In a trading update, the firm said that it expects to report an adjusted operating profit of around £54mln for the year to the end of September 2020 when the final numbers are totted up.
The number of house completions during the year fell to 4,053 from 5,733 the year before, reflecting the disruption caused by the coronavirus (COVID-19) pandemic.
The number of homes it built that were designated as “affordable” declined to 1,691 from 2,179 the year before, while the number of private homes delivered fell to 1,454 from 2,177 the previous year. The average selling price of private homes dipped to £364,000 from £367,000 the prior year.
The total forward order book at the end of September had risen 17% to £1.4bn from £1.2bn a year earlier.

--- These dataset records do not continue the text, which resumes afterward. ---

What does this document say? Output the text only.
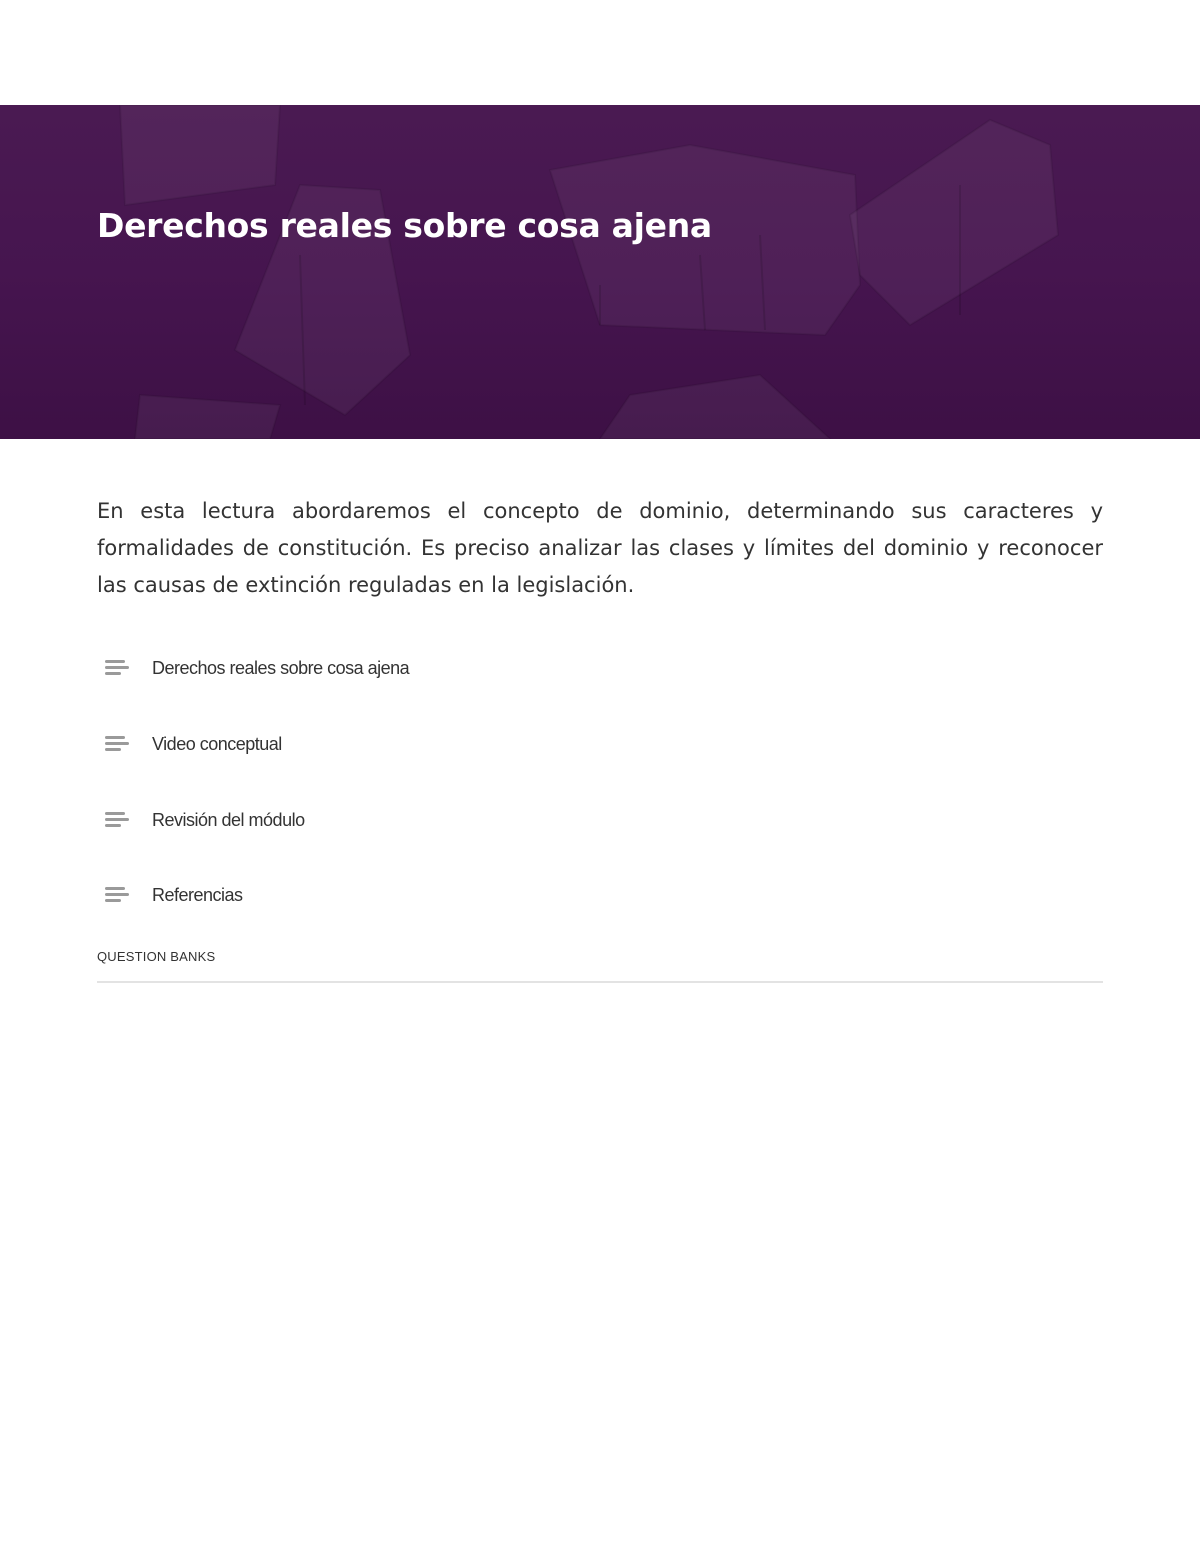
Derechos reales sobre cosa ajena

En esta lectura abordaremos el concepto de dominio, determinando sus caracteres y formalidades de constitución. Es preciso analizar las clases y límites del dominio y reconocer las causas de extinción reguladas en la legislación.

Derechos reales sobre cosa ajena
Video conceptual
Revisión del módulo
Referencias
QUESTION BANKS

The company, which in common with its peers has benefited from a succession of government initiatives to keep the housing market blazing, saw its net cash position improve to £98.2mln from £73.4mln 12 months earlier after it raised £250mln from a placing of shares in July.
The group said its sites are now operating at around 95% of their normal delivery level, assisted by longer opening hours and “a sharp focus on the phasing of activity on-site”.
A net reservation rate of 0.78 for the full year (2019: 0.84) was at the upper end of the group's target range of 0.6 to 0.8, despite an elevated cancellation rate due to customer uncertainty caused by COVID-19.
“We have been pleased by robust customer demand throughout the second half and our mixed tenure model continues to prove resilient, positioning us well in the current market,” Iain McPherson, the chief executive of Countryside said in the update.
Shares in Countryside were down 1.9% to 339.4p.